Together, the results paint a mixed picture of peacekeeping, policing and the rule of law in Liberia. Among the more noteworthy findings:
• Exposure to UNMIL patrols increased rural Liberians’ willingness to rely on the police (rather than, say, the local chief) to investigate crimes or resolve disputes that fall unambiguously under state jurisdiction. But exposure to UNMIL did not make citizens any less likely to view the police as corrupt or biased.
• Randomized police patrols increased knowledge of Liberian law, improved understanding of the roles and responsibilities of the Liberian police, enhanced security of property rights, increased reporting to the police, and reduced some types of crime. But patrols did not improve trust in the police, or the Liberian government more generally, and may have reduced satisfaction among victims of crime who reported to the police.

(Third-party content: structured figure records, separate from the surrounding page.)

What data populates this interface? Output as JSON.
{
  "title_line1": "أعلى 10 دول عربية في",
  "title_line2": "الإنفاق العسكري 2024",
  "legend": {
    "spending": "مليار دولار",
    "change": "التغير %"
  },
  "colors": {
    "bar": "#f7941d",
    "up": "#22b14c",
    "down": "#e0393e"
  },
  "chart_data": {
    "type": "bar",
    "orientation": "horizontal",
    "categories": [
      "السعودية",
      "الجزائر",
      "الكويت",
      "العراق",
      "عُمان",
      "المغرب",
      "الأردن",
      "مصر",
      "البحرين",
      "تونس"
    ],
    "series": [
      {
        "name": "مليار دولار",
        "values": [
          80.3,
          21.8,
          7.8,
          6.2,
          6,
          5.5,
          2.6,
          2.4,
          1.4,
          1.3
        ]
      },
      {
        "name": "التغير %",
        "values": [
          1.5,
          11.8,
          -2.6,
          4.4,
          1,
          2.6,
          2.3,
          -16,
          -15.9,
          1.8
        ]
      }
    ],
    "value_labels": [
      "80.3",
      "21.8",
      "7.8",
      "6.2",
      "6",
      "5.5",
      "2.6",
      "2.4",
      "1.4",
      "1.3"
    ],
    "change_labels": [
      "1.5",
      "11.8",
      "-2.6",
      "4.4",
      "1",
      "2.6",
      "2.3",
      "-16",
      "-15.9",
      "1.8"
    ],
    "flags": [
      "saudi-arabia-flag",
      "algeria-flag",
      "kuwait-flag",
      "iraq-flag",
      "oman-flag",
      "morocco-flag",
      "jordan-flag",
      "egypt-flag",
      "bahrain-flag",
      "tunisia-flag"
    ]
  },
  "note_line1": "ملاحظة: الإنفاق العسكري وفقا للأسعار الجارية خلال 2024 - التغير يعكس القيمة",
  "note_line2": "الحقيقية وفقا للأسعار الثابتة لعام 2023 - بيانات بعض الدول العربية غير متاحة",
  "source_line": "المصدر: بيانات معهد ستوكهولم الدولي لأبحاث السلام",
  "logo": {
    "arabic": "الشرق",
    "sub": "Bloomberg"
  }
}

• Including members of minority ethnic groups on teams of Liberian National Police officers did not impede cooperation or erode unit cohesion, as some opponents of “ethnic balancing” fear. But it seems to have exacerbated rather than mitigated discrimination against minority civilians.
What lessons can policymakers learn from these findings? On the one hand, the results point to the feasibility of increasing citizens’ reliance on state security and justice institutions at relatively low cost through repeated face-to-face, day-to-day interactions. And they also suggest that third parties like the UN can promote reliance on domestic security forces without inducing dependence on peacekeepers themselves. On the other hand, the results highlight the difficulty of improving citizens’ perceptions of domestic security forces—perceptions that may be deeply ingrained after years of civil conflict. And they underscore the importance of managing expectations, such that citizens do not come to believe that state security and justice institutions can deliver more than they are realistically capable of delivering.
Finally, the results call attention to the vital importance of rigorous impact evaluation. Virtually every reform program or policy in the security and justice arenas, no matter how well meaning, will have at least some adverse unintended consequences. Rigorous impact evaluation, ideally through randomized controlled trials, helps ensure that those consequences will be identified and eventually resolved.